Avoiding Common Bank Fees
Overdraft, ATM, and minimum-balance fees are small on their own but add up. Here is how each works and how to dodge it.
Why fees matter
A bank fee is a charge the bank takes for a service or for something that happens in your account. Any single fee can look small, but a few each month, repeated all year, can quietly become a real cost.
The good news is that most common fees can be avoided once you know how they are triggered. Knowing the rules of your own account is most of the battle.
Overdraft fees
An overdraft happens when you spend more than you have in your account. The bank may cover the difference and then charge an overdraft fee for doing so. These fees are among the largest everyday charges.
- Keep a small cushion in checking so a forgotten charge does not push you below zero.
- Turn on low-balance alerts in your bank app so you get a warning before trouble.

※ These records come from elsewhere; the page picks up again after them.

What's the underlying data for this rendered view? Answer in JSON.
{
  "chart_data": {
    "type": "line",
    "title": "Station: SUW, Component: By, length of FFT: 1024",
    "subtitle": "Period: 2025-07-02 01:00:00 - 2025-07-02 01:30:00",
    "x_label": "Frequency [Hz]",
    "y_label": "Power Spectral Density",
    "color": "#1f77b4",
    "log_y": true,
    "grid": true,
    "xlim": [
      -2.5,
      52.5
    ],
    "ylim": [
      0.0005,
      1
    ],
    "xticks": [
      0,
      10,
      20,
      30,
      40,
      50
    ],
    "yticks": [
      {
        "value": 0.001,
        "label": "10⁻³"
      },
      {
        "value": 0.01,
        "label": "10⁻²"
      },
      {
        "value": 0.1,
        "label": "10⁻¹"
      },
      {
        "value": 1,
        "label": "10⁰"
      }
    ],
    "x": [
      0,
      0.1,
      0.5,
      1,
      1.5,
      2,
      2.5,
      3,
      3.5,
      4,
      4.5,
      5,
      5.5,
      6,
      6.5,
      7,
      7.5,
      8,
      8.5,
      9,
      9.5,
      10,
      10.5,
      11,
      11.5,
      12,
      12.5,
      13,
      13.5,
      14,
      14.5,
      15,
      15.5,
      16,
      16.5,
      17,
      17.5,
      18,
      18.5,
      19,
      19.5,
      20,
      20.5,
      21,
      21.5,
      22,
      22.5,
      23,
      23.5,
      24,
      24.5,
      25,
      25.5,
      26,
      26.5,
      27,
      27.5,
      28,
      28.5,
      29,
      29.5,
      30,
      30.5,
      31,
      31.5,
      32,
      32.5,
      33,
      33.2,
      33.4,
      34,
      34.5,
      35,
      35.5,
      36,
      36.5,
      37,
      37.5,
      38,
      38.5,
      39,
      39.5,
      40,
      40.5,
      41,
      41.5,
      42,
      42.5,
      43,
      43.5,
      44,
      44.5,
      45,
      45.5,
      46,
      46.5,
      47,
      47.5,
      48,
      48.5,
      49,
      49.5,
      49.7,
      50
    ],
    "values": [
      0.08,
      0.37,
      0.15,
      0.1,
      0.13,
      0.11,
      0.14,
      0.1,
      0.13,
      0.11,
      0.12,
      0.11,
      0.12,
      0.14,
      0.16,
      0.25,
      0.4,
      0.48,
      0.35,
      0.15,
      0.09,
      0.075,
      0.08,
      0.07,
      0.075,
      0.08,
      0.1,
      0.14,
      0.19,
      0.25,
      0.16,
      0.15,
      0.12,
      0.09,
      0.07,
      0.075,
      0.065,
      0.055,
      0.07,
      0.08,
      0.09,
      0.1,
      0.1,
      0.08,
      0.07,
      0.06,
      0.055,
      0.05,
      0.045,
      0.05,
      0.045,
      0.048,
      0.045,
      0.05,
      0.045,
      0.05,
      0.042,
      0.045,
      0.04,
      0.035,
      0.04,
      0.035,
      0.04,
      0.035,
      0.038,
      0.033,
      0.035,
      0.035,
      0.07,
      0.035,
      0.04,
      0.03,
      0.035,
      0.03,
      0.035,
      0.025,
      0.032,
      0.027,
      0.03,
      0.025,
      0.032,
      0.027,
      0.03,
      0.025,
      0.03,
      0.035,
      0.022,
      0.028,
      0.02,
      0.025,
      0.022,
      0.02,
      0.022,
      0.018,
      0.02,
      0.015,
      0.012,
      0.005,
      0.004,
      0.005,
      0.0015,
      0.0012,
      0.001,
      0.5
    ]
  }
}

- Ask your bank about overdraft settings; some let you decline coverage so a card is simply declined instead of overdrawn.
ATM fees
An ATM is a machine that dispenses cash. Using one that does not belong to your bank can trigger two charges at once: one from the machine's owner and one from your own bank for going out of network.
Minimum-balance and monthly fees
Some accounts charge a monthly maintenance fee just for being open. Many of these waive the fee if you meet a condition, such as keeping a minimum balance or setting up a direct deposit, which is your pay sent straight to the account.
If an account charges a fee you keep paying, it is worth checking whether the bank offers an account with no monthly fee. Many do, especially for students and young people.